To sum up: BP is still in charge because:
- they have the best knowledge about the spill site;
- they have the capacity to pay large amounts of money, quickly
- they have access to private well engineering and deep water operations skills (within BP and contract) that the government and military do not have

However, BP is not in full control of response operations. They do have the Coast Guard looking over their shoulder. The other agencies, such as US EPA, can issue directives which BP must follow also. I'll leave the politics of this oversight to other commenters, but that's how it's supposed to work.

Furhtermore, don't think that the government hasn't given BP a couple of hard shoves. One of the things the president has required was the release of the well-head videos and the new estimates of the flow of oil. Currently, another of these presidential working groups is estimating how much oil has been released, something no one has done yet (this is really hard, btw).

Also, BP is using much less dispersant now than in the earlier parts of the spill. The EPA issued a directive about a month ago to cut rate of dispersant use by 2/3. This lead to injection at the well head almost exclusively, a much more efficient application process for dispersant.

Sorry that this is so long. There's been a lot of mis-apprehensions about capability and casting about for magic bullets, becasue this has lasted so long without begin resolved. It is frustrating. As Kevin S says above, however: There are no magic solutions.
posted by Anonymous 5$ Sockpuppet at 8:19 AM on June 22, 2010 [12 favorites]


The single best reason I can think of for not having the Navy take over the recovery efforts is because if they do, they'll have to sub-contract out to the very same people who are doing the actual work right now. The only difference will be that instead of BP paying those people, the Navy (read: the American taxpayers) will be paying them. While I'm sure BP would love that, it doesn't seem like the best solution to me.
posted by KathrynT at 10:24 AM on June 22, 2010


In today's New York Times, a former Navy submarine officer argues that the Navy should take over from BP and blow up the well.
posted by exphysicist345 at 10:50 AM on June 22, 2010


The only difference will be that instead of BP paying those people, the Navy (read: the American taxpayers) will be paying them. While I'm sure BP would love that, it doesn't seem like the best solution to me.

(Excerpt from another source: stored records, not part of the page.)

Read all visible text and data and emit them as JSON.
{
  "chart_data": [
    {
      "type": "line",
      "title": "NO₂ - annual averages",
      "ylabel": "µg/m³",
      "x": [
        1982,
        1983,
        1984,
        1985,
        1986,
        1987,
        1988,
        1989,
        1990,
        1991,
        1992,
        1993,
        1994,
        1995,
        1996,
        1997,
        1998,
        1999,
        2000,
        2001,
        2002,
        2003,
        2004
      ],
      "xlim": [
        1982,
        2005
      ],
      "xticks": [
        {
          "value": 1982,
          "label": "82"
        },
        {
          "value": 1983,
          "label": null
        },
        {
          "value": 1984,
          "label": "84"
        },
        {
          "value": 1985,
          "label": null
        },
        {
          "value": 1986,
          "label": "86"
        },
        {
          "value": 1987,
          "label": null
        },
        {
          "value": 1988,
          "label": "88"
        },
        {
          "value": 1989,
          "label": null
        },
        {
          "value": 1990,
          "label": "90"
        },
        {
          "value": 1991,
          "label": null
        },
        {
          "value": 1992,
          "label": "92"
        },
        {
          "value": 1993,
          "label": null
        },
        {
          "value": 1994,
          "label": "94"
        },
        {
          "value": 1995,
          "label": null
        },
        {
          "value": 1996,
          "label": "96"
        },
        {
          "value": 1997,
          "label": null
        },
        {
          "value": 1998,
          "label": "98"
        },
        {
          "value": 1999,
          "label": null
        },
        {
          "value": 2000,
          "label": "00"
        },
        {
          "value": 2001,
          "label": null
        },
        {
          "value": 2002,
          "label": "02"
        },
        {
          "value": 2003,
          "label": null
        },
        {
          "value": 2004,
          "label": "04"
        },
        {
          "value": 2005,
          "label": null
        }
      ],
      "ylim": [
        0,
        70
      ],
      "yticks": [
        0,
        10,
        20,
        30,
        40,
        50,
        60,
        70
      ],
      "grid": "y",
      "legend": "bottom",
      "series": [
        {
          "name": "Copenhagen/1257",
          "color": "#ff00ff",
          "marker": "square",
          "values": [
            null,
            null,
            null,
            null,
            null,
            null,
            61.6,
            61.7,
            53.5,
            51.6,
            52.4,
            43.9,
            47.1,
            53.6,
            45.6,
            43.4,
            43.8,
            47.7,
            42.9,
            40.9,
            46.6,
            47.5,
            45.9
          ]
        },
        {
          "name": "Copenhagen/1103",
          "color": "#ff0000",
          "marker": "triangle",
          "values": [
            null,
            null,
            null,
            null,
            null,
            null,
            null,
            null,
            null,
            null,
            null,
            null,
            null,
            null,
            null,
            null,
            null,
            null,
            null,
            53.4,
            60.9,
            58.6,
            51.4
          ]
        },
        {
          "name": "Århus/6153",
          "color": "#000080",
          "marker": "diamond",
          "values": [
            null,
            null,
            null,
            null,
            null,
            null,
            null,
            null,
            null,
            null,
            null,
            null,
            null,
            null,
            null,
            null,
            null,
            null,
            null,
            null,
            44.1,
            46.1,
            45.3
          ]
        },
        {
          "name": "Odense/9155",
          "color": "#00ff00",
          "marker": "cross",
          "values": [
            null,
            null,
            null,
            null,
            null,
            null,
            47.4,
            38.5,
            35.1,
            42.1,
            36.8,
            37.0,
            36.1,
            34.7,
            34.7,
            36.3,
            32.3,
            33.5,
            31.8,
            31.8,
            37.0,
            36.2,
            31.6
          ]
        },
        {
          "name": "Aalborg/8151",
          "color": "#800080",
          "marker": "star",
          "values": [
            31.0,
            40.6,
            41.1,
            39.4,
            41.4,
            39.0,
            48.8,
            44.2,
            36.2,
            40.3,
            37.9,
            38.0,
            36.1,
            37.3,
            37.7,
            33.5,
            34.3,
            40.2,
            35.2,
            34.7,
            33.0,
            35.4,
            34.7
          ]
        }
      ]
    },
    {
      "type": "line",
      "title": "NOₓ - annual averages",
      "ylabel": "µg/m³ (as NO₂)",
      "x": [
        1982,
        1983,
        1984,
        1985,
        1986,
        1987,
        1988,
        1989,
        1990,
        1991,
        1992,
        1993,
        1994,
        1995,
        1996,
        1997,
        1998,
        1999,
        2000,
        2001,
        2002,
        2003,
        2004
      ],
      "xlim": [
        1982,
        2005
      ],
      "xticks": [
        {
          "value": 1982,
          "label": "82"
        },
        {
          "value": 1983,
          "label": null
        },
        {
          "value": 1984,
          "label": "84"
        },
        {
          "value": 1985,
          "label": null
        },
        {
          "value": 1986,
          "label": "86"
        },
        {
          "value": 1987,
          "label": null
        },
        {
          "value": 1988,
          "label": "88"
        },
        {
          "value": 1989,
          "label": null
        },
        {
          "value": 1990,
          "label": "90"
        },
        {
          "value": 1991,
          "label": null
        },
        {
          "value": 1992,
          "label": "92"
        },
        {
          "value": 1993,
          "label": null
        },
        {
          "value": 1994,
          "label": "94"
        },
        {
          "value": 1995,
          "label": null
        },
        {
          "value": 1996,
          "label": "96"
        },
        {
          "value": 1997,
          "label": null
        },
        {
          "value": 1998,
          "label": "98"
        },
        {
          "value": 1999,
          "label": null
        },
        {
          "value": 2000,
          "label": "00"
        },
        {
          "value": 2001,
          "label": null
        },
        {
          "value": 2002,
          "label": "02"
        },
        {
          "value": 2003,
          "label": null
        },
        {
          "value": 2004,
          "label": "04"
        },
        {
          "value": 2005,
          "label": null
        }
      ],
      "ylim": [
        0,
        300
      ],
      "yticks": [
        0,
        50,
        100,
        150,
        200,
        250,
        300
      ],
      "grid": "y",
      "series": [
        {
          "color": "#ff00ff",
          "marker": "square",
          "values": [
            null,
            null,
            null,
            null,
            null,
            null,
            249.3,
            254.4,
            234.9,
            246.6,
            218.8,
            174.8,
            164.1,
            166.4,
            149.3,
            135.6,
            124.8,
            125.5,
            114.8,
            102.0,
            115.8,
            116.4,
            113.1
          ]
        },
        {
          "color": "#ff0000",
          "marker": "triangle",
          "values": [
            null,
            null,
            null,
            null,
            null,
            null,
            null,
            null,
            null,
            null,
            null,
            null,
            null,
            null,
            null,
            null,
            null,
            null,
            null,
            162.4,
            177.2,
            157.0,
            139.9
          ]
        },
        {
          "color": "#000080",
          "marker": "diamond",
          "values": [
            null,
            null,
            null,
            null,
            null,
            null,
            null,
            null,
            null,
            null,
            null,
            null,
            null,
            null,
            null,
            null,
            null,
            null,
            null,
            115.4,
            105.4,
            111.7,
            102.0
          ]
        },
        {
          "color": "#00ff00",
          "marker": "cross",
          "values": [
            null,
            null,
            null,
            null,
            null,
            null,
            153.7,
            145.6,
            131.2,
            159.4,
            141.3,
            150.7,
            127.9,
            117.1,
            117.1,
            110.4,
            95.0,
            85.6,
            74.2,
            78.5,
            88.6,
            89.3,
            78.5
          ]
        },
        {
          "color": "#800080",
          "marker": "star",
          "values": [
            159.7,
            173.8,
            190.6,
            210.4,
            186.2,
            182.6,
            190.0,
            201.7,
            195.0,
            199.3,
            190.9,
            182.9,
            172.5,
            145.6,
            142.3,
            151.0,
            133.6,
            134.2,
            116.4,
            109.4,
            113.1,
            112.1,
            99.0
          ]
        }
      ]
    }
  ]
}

Actually I think that would be better. The government would just send BP the bill. Obviously the guys operating the machinery would stay the same, they would just switch employment from BP to the government. You could even give them all a huge raise to make it something they're happy about. The point is, get rid of every motivation to cut corners.

I actually think BP has placed the operation of the cleanup into a newly created subsidiary with it's own budget.